En arrivant à l’entrée du couloir qui menait à l’isolement, Ektra ne se trouvait qu’à quelques mètres d’elle. Il prenait soin de réduire en poussière chaque parcelle du secteur d'isolement rien qu'en levant la main gauche. Lilly prit une grande inspiration et, mettant son ennemi en joue, elle hurla le nom de Rita. Ektra se retourna et fronça les sourcils. Les morceaux métalliques qu'il manipulait tombèrent, comme inactifs. Lilly sursauta lorsque ces plaques provoquèrent un bruit sourd, en heurtant le sol. Elle tenta de rester concentrée pour maintenir sa visée en dépit de son agitation.

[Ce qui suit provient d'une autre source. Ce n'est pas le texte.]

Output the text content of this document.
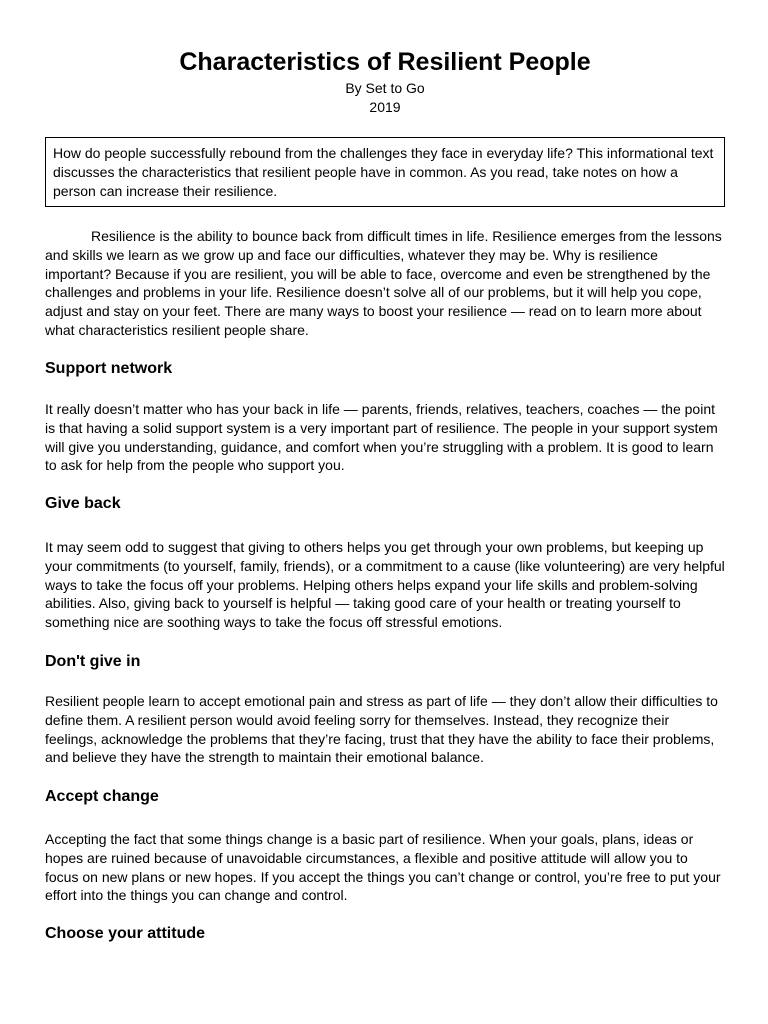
Characteristics of Resilient People
By Set to Go
2019
How do people successfully rebound from the challenges they face in everyday life? This informational text discusses the characteristics that resilient people have in common. As you read, take notes on how a person can increase their resilience.

Resilience is the ability to bounce back from difficult times in life. Resilience emerges from the lessons and skills we learn as we grow up and face our difficulties, whatever they may be. Why is resilience important? Because if you are resilient, you will be able to face, overcome and even be strengthened by the challenges and problems in your life. Resilience doesn’t solve all of our problems, but it will help you cope, adjust and stay on your feet. There are many ways to boost your resilience — read on to learn more about what characteristics resilient people share.

Support network

It really doesn’t matter who has your back in life — parents, friends, relatives, teachers, coaches — the point is that having a solid support system is a very important part of resilience. The people in your support system will give you understanding, guidance, and comfort when you’re struggling with a problem. It is good to learn to ask for help from the people who support you.

Give back

It may seem odd to suggest that giving to others helps you get through your own problems, but keeping up your commitments (to yourself, family, friends), or a commitment to a cause (like volunteering) are very helpful ways to take the focus off your problems. Helping others helps expand your life skills and problem-solving abilities. Also, giving back to yourself is helpful — taking good care of your health or treating yourself to something nice are soothing ways to take the focus off stressful emotions.

Don't give in

Resilient people learn to accept emotional pain and stress as part of life — they don’t allow their difficulties to define them. A resilient person would avoid feeling sorry for themselves. Instead, they recognize their feelings, acknowledge the problems that they’re facing, trust that they have the ability to face their problems, and believe they have the strength to maintain their emotional balance.

Accept change

Accepting the fact that some things change is a basic part of resilience. When your goals, plans, ideas or hopes are ruined because of unavoidable circumstances, a flexible and positive attitude will allow you to focus on new plans or new hopes. If you accept the things you can’t change or control, you’re free to put your effort into the things you can change and control.

Choose your attitude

- Si un jour on m’avait dit que je me battrais contre la Main de Dieu pour ma survie, je ne l’aurais pas cru, se lança-t-elle à elle-même.

De l’autre côté un cri de rage d'Ektra résonna dans le couloir, suivit d’un souffle puissant, qui projeta Lilly quelques mètres en arrière. Sa tête heurta le sol, la sonnant quelques instants, lui provoquant un vertige. Un léger ultrason lui brouilla les oreilles. L'une de ses armes avait volé de l'autre côté du couloir. Au sol, Lilly se redressa sur les coudes et pressa la main sur son front pour revenir à elle. Ce n'était pas le moment de flancher.

Rita, méconnaissable, venait d’entrer dans une indescriptible fureur. Son visage semblait foncé par des lignes veineuses et marbrures qui prirent une couleur sombre, entourant ses yeux dont les pupilles étaient devenues unilatéralement noire, se propageant sur son bras gauche et ses pieds nus. Ses cheveux volaient dans les airs, lui donnant un air possédé encore plus terrifiant.

D'un pas surnaturellement rapide, il entreprit sa marche vers Lilly. La Cavalière comprit qu’il avait mordu à l’hameçon. Elle se redressa maladroitement et récupéra son arme à feu. Elle entama une course effrénée dans les couloirs de la colonie. Elle devait maintenant le distraire en l'attirant loin du hangar à navette.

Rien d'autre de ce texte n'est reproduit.